Former NFL superstar and ex-felon Michael Vick spoke at Liberty University’s convocation to tell students how one Bible verse changed his entire outlook on life and the mistakes he made.
Vick, who served 23 months in federal prison for his involvement in a dog-fighting operation, said he began familiarizing himself with the Bible as a young child, but it didn’t click for him until he was incarcerated.
Vick quoted Psalm 23, which famously begins, “The Lord is my shepherd; I shall not want.”
“Every time I read it, it took on new meaning,” Vick said. “Every time I read it, I believed it.”
Vick, who now works as an analyst for Fox Sports, said he stopped caring about the Bible when he signed a nine-figure NFL contract.

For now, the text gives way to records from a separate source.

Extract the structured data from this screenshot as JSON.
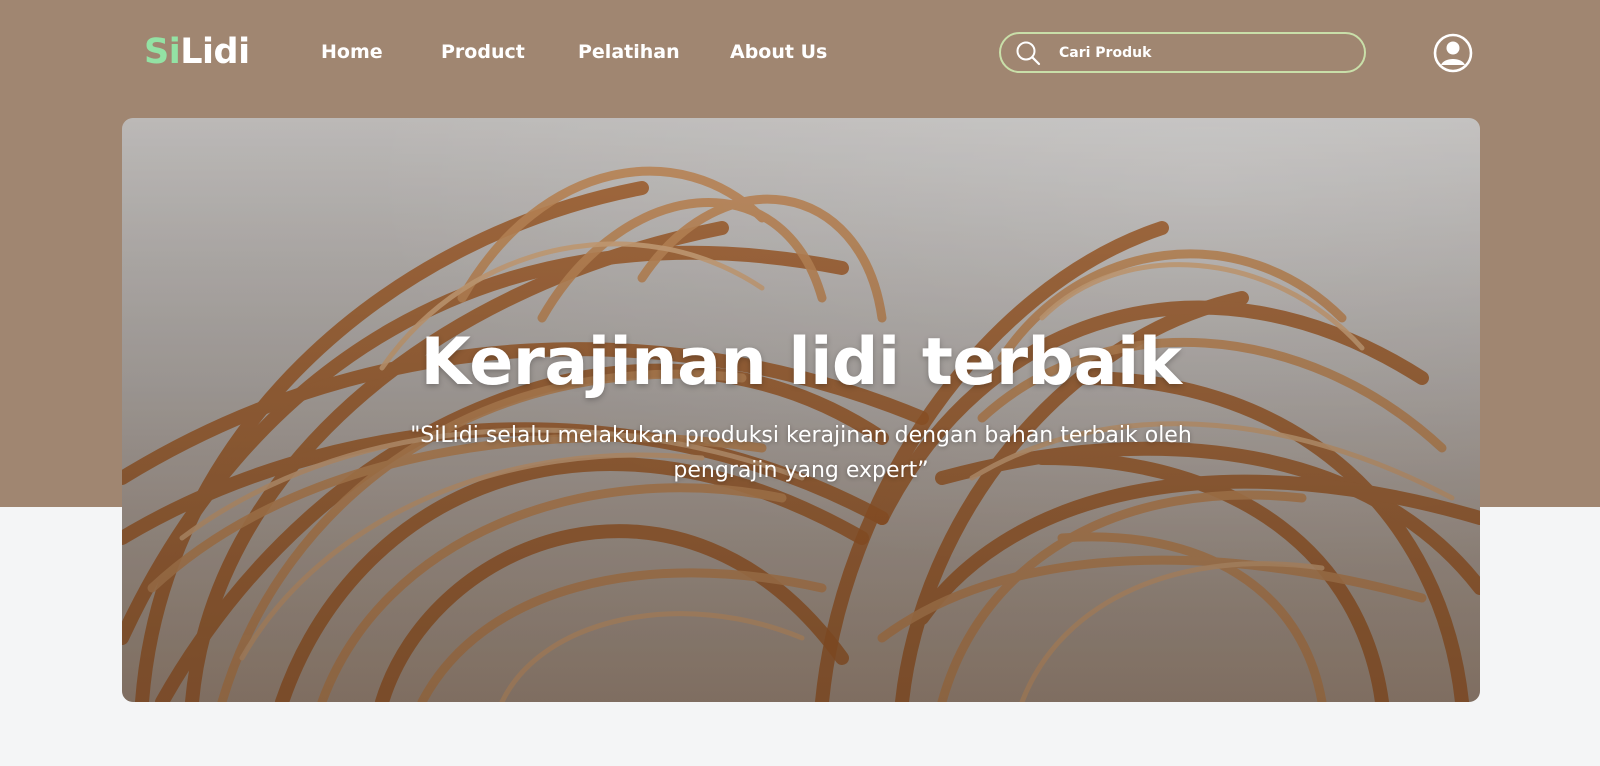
{
  "brand": {
    "prefix": "Si",
    "suffix": "Lidi"
  },
  "nav": {
    "items": [
      {
        "label": "Home"
      },
      {
        "label": "Product"
      },
      {
        "label": "Pelatihan"
      },
      {
        "label": "About Us"
      }
    ]
  },
  "search": {
    "placeholder": "Cari Produk",
    "value": "",
    "icon": "search-icon"
  },
  "account": {
    "icon": "user-circle-icon"
  },
  "hero": {
    "title": "Kerajinan lidi terbaik",
    "subtitle": "\"SiLidi selalu melakukan produksi kerajinan dengan bahan terbaik oleh pengrajin yang expert”"
  },
  "colors": {
    "header_bg": "#a08671",
    "page_bg": "#f4f5f6",
    "brand_accent": "#93e2a4",
    "search_border": "#c9dfa9",
    "text_light": "#ffffff"
  }
}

“I felt like [the Bible] was the gateway to get to the NFL even though I didn’t understand it,” Vick said. “When I got drafted, and I got the $100 million contract, this didn’t come with me. I really felt like I did it on my own. I totally forgot about the prayers I had at night where I asked God to forgive me for all of my sins. From the time I got drafted to the time I went to prison, I never picked the Bible up again.”
After becoming one of the best players in the NFL by 2006, Vick spent most of 2007 through 2009 imprisoned in Leavenworth, Kansas, after pleading guilty to federal conspiracy charges related to a dogfighting operation that was running on one of his properties.
Vick said he was introduced to dogfighting when he was 9, and was fooled by how it was portrayed by older kids in his neighborhood.
“My perception changed because what I saw was not the same as what I heard,” Vick said. “I fell into the trap of thinking it was cool.”
Vick’s turnaround since prison has been miraculous. After being imprisoned for animal abuse, Vick has become an animal welfare advocate and a dog owner. He had a successful second-half of his career, and is now beginning a promising television career.
“My mom told me before I went in, ‘Psalm 23 will get you through,’” Vick said. “It gave me strength, it gave me a reason to believe. It empowered me in such a way where empathy and sympathy became important, perseverance became important, being a role model became important again.”